The depot officer came running around the end of the train at the call. Ralph had eyes only for the forlorn figure that had so suddenly come into action in the light of day.
He could read the lad's story readily. The last run of No. 6 was of ten miles. There was no doubt but that for this distance, if not for a greater one, the stowaway had been a "dead-head" passenger, perilously clinging to the brace bars, or wedged against the trucks under the middle coach.
The dust and grime must have half-blinded him, the roar have deafened, for he staggered about now in an aimless, distracted way, hobbling and wincing as he tried to get his cramped muscles into normal play.
"What you doing?" roared the old watchman, on a run, and waving his club threateningly.
"I've done it!" muttered the boy dolefully. He kept hobbling about to get his tensioned nerves unlimbered, edging away from the approaching watchman as fast as he could.
"Show me!" he panted, appealingly to Ralph,
The latter understood the predicament and wish. He moved his hand very meaningly, and the stowaway seemed to comprehend, for he glided to where a heap of ties barricaded a dead-end track. Rubbing the blinding dirt from his eyes, he cleared the heap, dropped on the other side, and ran down a narrow lane bounded on one side by a brick wall and on the other by a ten-foot picket fence.

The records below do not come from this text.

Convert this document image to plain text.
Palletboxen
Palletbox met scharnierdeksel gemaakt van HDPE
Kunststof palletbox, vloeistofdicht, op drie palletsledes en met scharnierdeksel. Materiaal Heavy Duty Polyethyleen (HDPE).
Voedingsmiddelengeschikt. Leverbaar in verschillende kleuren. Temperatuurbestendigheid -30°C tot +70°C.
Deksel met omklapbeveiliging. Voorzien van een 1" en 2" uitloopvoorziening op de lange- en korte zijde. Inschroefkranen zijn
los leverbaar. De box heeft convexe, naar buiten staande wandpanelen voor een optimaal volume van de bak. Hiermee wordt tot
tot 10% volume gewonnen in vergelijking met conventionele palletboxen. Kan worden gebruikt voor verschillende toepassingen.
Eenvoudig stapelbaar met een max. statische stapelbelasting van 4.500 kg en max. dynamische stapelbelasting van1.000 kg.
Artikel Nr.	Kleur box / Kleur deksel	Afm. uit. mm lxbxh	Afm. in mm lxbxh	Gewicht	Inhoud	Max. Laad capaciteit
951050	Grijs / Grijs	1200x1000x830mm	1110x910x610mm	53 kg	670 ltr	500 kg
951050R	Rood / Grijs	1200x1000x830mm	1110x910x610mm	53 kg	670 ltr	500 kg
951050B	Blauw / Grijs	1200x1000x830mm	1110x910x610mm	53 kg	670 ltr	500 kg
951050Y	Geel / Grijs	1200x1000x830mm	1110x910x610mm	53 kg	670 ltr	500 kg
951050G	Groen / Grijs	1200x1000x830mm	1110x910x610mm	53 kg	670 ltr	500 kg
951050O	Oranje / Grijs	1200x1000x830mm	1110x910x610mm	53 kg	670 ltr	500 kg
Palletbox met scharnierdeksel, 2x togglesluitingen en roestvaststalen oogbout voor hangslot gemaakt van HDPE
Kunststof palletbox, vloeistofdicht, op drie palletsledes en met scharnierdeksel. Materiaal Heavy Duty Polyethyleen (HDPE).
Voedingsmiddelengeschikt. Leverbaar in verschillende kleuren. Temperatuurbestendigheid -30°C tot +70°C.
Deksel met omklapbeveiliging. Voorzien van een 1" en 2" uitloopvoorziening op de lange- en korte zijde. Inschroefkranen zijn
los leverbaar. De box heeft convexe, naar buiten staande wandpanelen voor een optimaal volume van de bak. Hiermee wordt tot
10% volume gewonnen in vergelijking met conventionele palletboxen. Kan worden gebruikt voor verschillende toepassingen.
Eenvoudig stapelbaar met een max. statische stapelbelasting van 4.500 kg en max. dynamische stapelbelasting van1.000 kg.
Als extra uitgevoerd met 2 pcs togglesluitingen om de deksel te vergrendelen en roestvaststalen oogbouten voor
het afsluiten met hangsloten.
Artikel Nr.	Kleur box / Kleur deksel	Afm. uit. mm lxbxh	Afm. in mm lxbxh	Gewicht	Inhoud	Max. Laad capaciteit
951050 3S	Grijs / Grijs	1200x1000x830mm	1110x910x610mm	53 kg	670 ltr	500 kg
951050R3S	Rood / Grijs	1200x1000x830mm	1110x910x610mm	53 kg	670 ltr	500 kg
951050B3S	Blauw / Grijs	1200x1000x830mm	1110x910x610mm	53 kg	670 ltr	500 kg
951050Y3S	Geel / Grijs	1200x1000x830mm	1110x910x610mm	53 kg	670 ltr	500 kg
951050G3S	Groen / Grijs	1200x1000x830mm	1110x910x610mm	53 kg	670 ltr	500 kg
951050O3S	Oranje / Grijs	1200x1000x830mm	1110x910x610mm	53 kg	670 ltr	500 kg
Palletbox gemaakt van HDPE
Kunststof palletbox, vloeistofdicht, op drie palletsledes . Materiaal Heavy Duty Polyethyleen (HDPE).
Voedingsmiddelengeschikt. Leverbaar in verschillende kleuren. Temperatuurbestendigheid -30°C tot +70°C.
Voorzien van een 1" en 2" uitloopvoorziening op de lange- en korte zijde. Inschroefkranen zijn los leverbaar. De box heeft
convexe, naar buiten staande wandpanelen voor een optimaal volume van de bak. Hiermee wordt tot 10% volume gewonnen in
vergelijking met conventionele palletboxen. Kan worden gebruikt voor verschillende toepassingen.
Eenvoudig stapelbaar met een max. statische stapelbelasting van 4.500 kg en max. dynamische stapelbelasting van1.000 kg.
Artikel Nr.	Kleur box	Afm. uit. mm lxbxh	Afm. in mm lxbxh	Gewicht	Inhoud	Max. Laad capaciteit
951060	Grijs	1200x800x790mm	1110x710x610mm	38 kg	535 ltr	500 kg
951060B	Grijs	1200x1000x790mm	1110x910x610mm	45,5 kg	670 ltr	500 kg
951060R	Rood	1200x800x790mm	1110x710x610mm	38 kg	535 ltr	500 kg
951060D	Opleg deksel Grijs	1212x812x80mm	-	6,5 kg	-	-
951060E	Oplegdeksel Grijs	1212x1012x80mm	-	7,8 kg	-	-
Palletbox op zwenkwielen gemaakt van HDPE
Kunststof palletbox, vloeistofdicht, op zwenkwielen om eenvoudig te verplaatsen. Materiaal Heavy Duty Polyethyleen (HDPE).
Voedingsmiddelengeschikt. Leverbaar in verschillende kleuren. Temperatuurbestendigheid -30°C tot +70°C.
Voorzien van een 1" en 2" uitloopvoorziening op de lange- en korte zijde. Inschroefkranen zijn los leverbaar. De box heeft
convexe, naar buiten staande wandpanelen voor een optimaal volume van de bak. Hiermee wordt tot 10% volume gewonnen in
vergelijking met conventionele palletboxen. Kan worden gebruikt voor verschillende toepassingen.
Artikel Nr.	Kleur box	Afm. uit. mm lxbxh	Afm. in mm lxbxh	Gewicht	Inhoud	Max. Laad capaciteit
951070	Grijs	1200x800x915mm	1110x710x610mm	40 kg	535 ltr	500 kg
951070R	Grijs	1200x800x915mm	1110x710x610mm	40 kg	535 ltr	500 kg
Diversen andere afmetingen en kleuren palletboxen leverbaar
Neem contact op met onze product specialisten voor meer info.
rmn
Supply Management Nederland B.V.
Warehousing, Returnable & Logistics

"Third one in a week!" growled the watchman. "Got to stop! Against the law, and second one lost a foot!"
Ralph moved along, crossed four tracks and a freight train blockaded, and kept on down the straight rails. The stowaway had passed from his mind. Now, glancing toward the fence, he saw the lad limping down the lane.
The stowaway saw him, and coming to a halt grasped two of the fence bars, and peered and shouted at him.